As a young boy, instead of following my local soccer club's every twitch, I was obsessed with the green-and-gold A's championship days. I couldn't comprehend Rollie Fingers' twirled mustache. I watched Gene Tenace on the "Classic Sports" network. I once called pitcher Blue Moon Odom's private business because someone had printed his business card in a book on baseball history (and if that's a crime, no I didn't). In tribute to Oakland's dynastic days, which so captured my attention two-and-a-half decades prior, The Athletic Club's menu features a drink called the Vida Blue, named after the 1971 AL Cy Young and MVP Award-winning left-handed pitcher, whose disappearing fastball captured the baseball world's attention like a doomed comet that summer. The cocktail features an "electric" sidecar whiskey, just the way Blue was at his peak.

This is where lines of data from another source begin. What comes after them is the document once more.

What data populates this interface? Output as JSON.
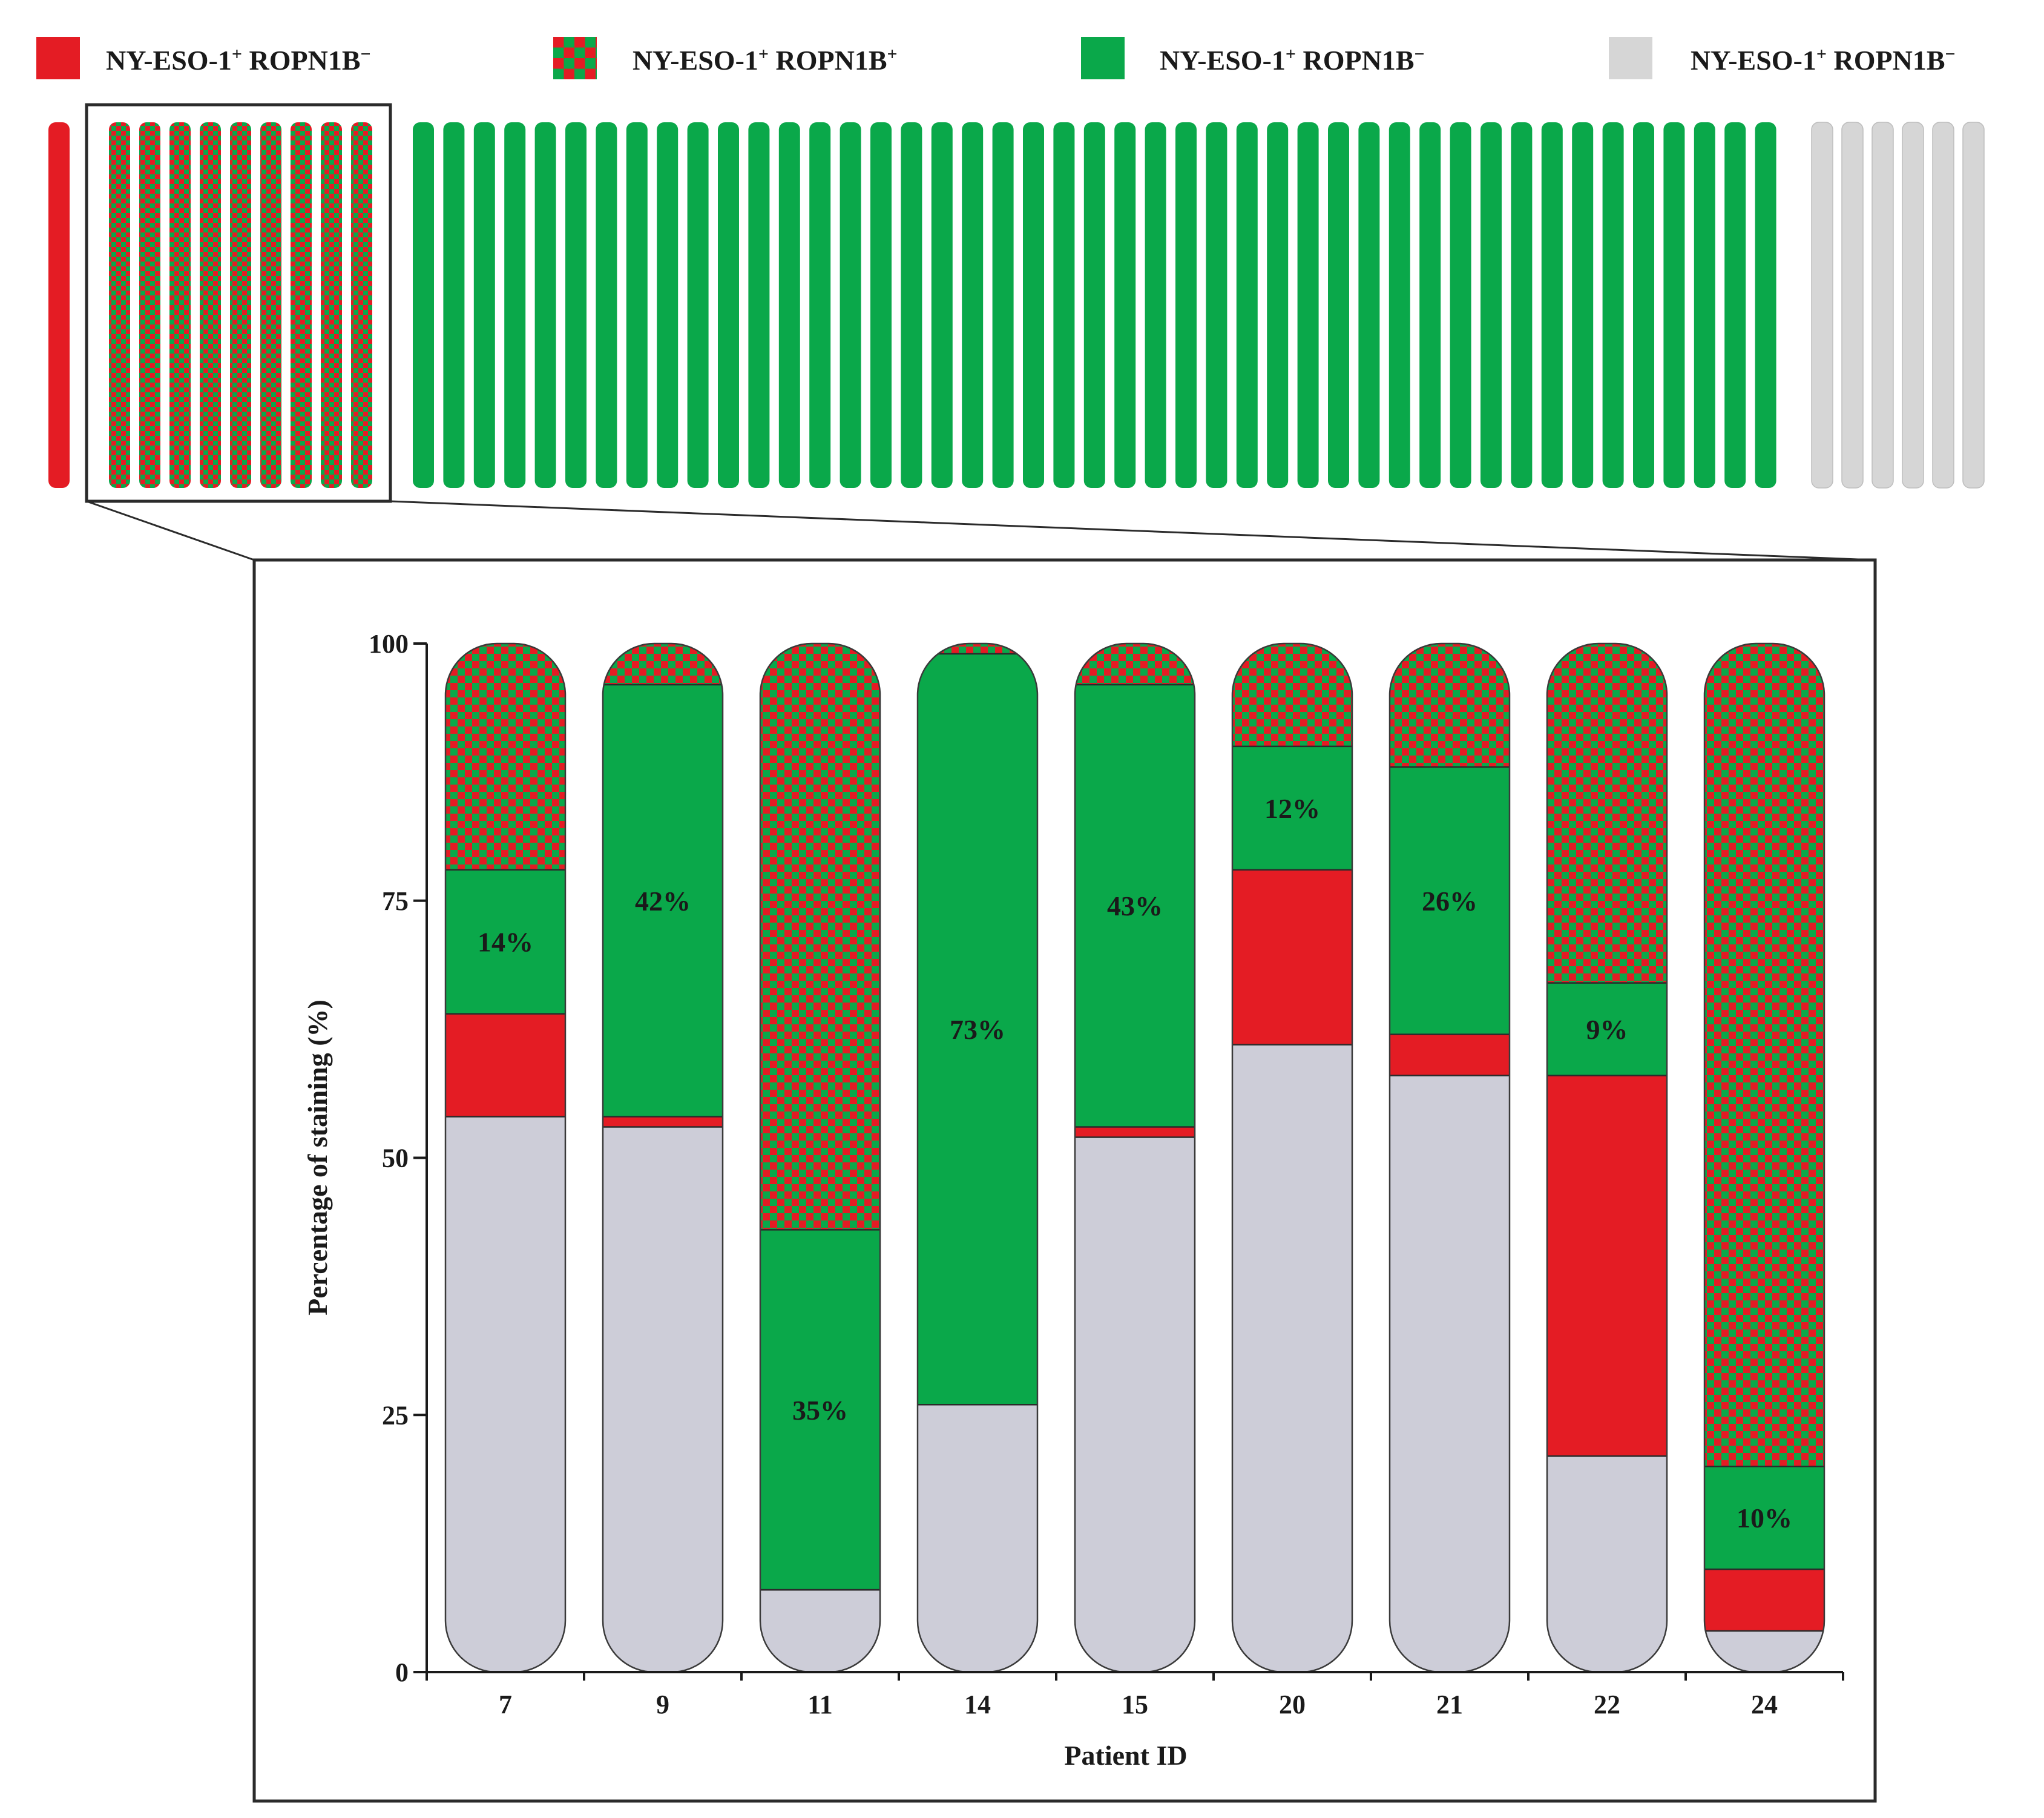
{
  "colors": {
    "red": "#e41c24",
    "green": "#0aa84a",
    "grey": "#cdcdd8",
    "light_grey": "#d6d6d6",
    "frame": "#2b2b2b"
  },
  "legend": [
    {
      "label_main": "NY-ESO-1",
      "sup1": "+",
      "label_second": " ROPN1B",
      "sup2": "−",
      "swatch": "red"
    },
    {
      "label_main": "NY-ESO-1",
      "sup1": "+",
      "label_second": " ROPN1B",
      "sup2": "+",
      "swatch": "checker"
    },
    {
      "label_main": "NY-ESO-1",
      "sup1": "+",
      "label_second": " ROPN1B",
      "sup2": "−",
      "swatch": "green"
    },
    {
      "label_main": "NY-ESO-1",
      "sup1": "+",
      "label_second": " ROPN1B",
      "sup2": "−",
      "swatch": "grey"
    }
  ],
  "overview": {
    "groups": [
      {
        "category": "red",
        "count": 1
      },
      {
        "category": "checker",
        "count": 9
      },
      {
        "category": "green",
        "count": 45
      },
      {
        "category": "grey",
        "count": 6
      }
    ]
  },
  "chart_data": {
    "type": "bar",
    "stacked": true,
    "title": "",
    "xlabel": "Patient ID",
    "ylabel": "Percentage of staining (%)",
    "ylim": [
      0,
      100
    ],
    "yticks": [
      0,
      25,
      50,
      75,
      100
    ],
    "categories": [
      "7",
      "9",
      "11",
      "14",
      "15",
      "20",
      "21",
      "22",
      "24"
    ],
    "series": [
      {
        "name": "Grey",
        "color": "grey",
        "values": [
          54,
          53,
          8,
          26,
          52,
          61,
          58,
          21,
          4
        ]
      },
      {
        "name": "Red",
        "color": "red",
        "values": [
          10,
          1,
          0,
          0,
          1,
          17,
          4,
          37,
          6
        ]
      },
      {
        "name": "Green",
        "color": "green",
        "values": [
          14,
          42,
          35,
          73,
          43,
          12,
          26,
          9,
          10
        ]
      },
      {
        "name": "Checker",
        "color": "checker",
        "values": [
          22,
          4,
          57,
          1,
          4,
          10,
          12,
          33,
          80
        ]
      }
    ],
    "data_labels": [
      "14%",
      "42%",
      "35%",
      "73%",
      "43%",
      "12%",
      "26%",
      "9%",
      "10%"
    ]
  }
}
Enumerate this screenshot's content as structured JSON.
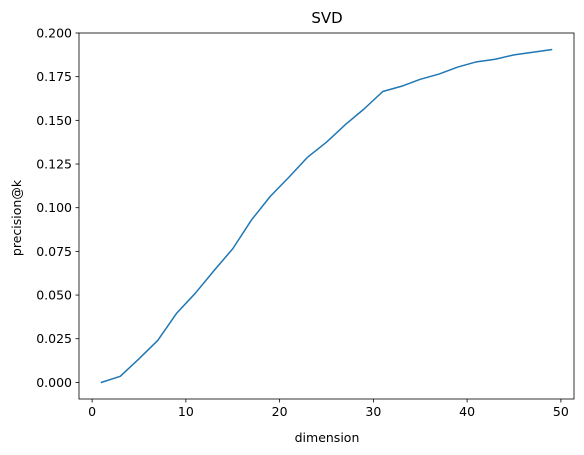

When I walked through The Athletic Club's doors on Saturday night to seek out what was left of the crowd, attendance was sparse. The A's had played an afternoon game. The Ballers were home, too. The downtown's beating heart had migrated to the suburbs, then gone to bed. At the peak of Blue's powers, the eccentric Finley tried to talk him into a marketing opportunity, asking, then begging, him to change his given name to "True" Blue. Vida wouldn't budge; it was his deceased father's name, and he honored his heritage every time he pitched. Finley tried to bribe the media and scoreboard operators to use the nickname behind his back; Blue revolted.

Now, you can still drink a Vida Blue on a Saturday night. They tried to take his identity away from him. He wouldn't let them.